Karl May Museum in Saxony: Native Americans Demand Scalp Back

This story is essentially about transmissions, and the first one dates back to the year 1904.

In that year, the artist and Native American researcher Patty Frank is said to have met a Dakota Native American, who was carrying the scalp of another man from the Ojibwe tribe. Patty Frank and the living Native American are said to have quickly come to an agreement: You give me the scalp, and I’ll give you $100 and three bottles of liquor.

The second transmission is now sought by Cecil Pavlat 110 years later, and 1-1-0 is the right code for the plaintive emergency call that he transmitted in March in the form of a letter.

Pavlat is the repatriation specialist of the Ojibwe Native American tribe in the U.S. state of Michigan; he thus demanded the transoceanic delivery and subsequent burial of the scalp. The handling of it and especially its display are, he wrote, “disrespectful, insulting and unconscionable.”* Howgh.

Pacta sunt servanda, or deals are deals, is basically what Claudia Kaulfuß, director of the Karl May Museum in Radebeul, wrote back. The scalp has belonged to the museum’s collection for more than 80 years, and it has not been on display for more than 20 years.

Pavlat turned to the museum as an actual descendant, Kaulfuß answered similarly as the successor of Patty Frank, who was once the first director of the Karl May Museum in Villa Bärenfett in Radebeul in Saxony. In 1928, the museum opened with a Native American exhibit at the same location where May died 16 years before.

So these were the lines of conflict this spring: Cecil Pavlat demanded the scalp, making reference to the existing U.N. Declaration on the Rights of Indigenous Peoples from 2007, in which a right to the repatriation of mortal remains is formulated; Germany has signed this nonbinding declaration.
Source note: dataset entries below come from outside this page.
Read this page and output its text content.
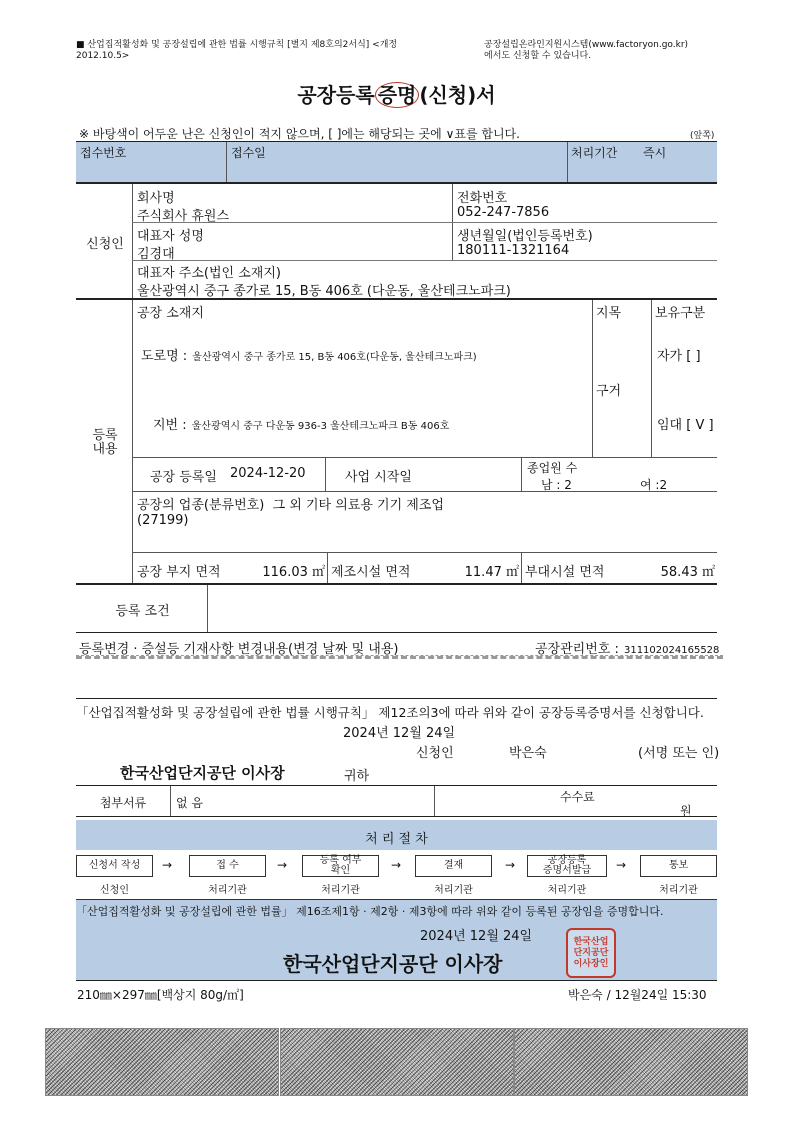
■ 산업집적활성화 및 공장설립에 관한 법률 시행규칙 [별지 제8호의2서식] <개정
2012.10.5>
공장설립온라인지원시스템(www.factoryon.go.kr)
에서도 신청할 수 있습니다.
공장등록 증명 (신청)서
※ 바탕색이 어두운 난은 신청인이 적지 않으며, [ ]에는 해당되는 곳에 ∨표를 합니다.	(앞쪽)
접수번호	접수일	처리기간 즉시
신청인
회사명
주식회사 휴원스
전화번호
052-247-7856
대표자 성명
김경대
생년월일(법인등록번호)
180111-1321164
대표자 주소(법인 소재지)
울산광역시 중구 종가로 15, B동 406호 (다운동, 울산테크노파크)
등록
내용
공장 소재지	지목	보유구분
도로명 : 울산광역시 중구 종가로 15, B동 406호(다운동, 울산테크노파크)	자가 [ ]
구거
지번 : 울산광역시 중구 다운동 936-3 울산테크노파크 B동 406호	임대 [ V ]
공장 등록일 2024-12-20	사업 시작일
종업원 수
남 : 2	여 :2
공장의 업종(분류번호) 그 외 기타 의료용 기기 제조업
(27199)
공장 부지 면적	116.03 ㎡ 제조시설 면적	11.47 ㎡ 부대시설 면적	58.43 ㎡
등록 조건
등록변경 · 증설등 기재사항 변경내용(변경 날짜 및 내용)	공장관리번호 : 311102024165528
「산업집적활성화 및 공장설립에 관한 법률 시행규칙」 제12조의3에 따라 위와 같이 공장등록증명서를 신청합니다.
2024년 12월 24일
신청인	박은숙	(서명 또는 인)
한국산업단지공단 이사장	귀하
첨부서류	없 음	수수료
원
처 리 절 차
신청서 작성 →	접 수	→	등록 여부
확인	→	결재	→	공장등록
증명서발급 →	통보
신청인	처리기관	처리기관	처리기관	처리기관	처리기관
「산업집적활성화 및 공장설립에 관한 법률」 제16조제1항 · 제2항 · 제3항에 따라 위와 같이 등록된 공장임을 증명합니다.
2024년 12월 24일
한국산업단지공단 이사장
한국산업단지공단이사장인
210㎜×297㎜[백상지 80g/㎡]	박은숙 / 12월24일 15:30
Claudia Kaulfuß in turn ruled out the return with a reference to the lack of scientific examination of the authenticity of the scalps in the museum’s collection.

In a “letter of understanding,” both sides have agreed to a better investigation of the exhibit.

Karl May in particular, however, was a person in whose thoughts practically all walls separating reality and fantasy crumbled violently at times. Only a few of his spoken or written sentences would stand up to an authenticity test by today’s standards, but Claudia Kaulfuß hopes that it might go better for her. Because of this, at the recent Karl May festival, there was a sign of understanding between the museum and Pavlat, which for now takes the heat out of the fight.

Both sides signed a “letter of understanding,” the declared mutual intention of which is to research the exact origin of the scalp. Initially, a timeline for that should be created and subsidies should be applied for.

Now, you cannot get such an inquiry nowadays for $100 and three bottles of firewater. That said, besides the study of all sorts of records, inquiries in the U.S. and Radebeul have been planned. The museum no longer completely rules out a return of the scalp, but instead wants to make it dependent on the results of the investigation.

Even more so than the written intentions, however, eyewitnesses were given hope by small advances that they observed on the periphery of the festival. Weeks ago the museum removed all real scalps from its exhibits for “ethical and political reasons,”* as curator Hans Grunert said — the four scalps in a display cabinet were replaced by replicas. At the festival itself, there was a discussion panel, in which Kaulfuß and Pavlat took part.

The latter’s voyage was his first ever visit to Europe. In Radebeul he showed his readiness to reconcile. The Sächsische Zeitung documented: “Maybe the letter sounded aggressive, for that I apologize.”* Claudia Kaulfuß in turn gave Pavlat a gift — for now no scalp yet, but a watch, with an engraving of the Villa Bärenfett. This is a gesture, not a reparation.

The understanding on the issue seems believable, and the Karl May Museum at least will not complain over the amount of attention. Its visitor numbers have sunk badly in the last years, and every fight naturally lures rubberneckers.

This thought, incidentally, can be found better formulated in an undervalued standard work of secondary literature by Roger Willemsen. He once reduced May to rhyme, and the collection, “Ein Schuss, ein Schrei — das Meiste von Karl May ” was the result. Director Kaulfuß could one day refer to this nice quatrain on page 149 with a nod: “Not exactly the career wish of many, is the role of ‘enemy.’/ Whoever themselves was a party in a quarrel, knows however: the part is thankful.”

* Editor’s note: The original quotation, accurately translated, could not be verified.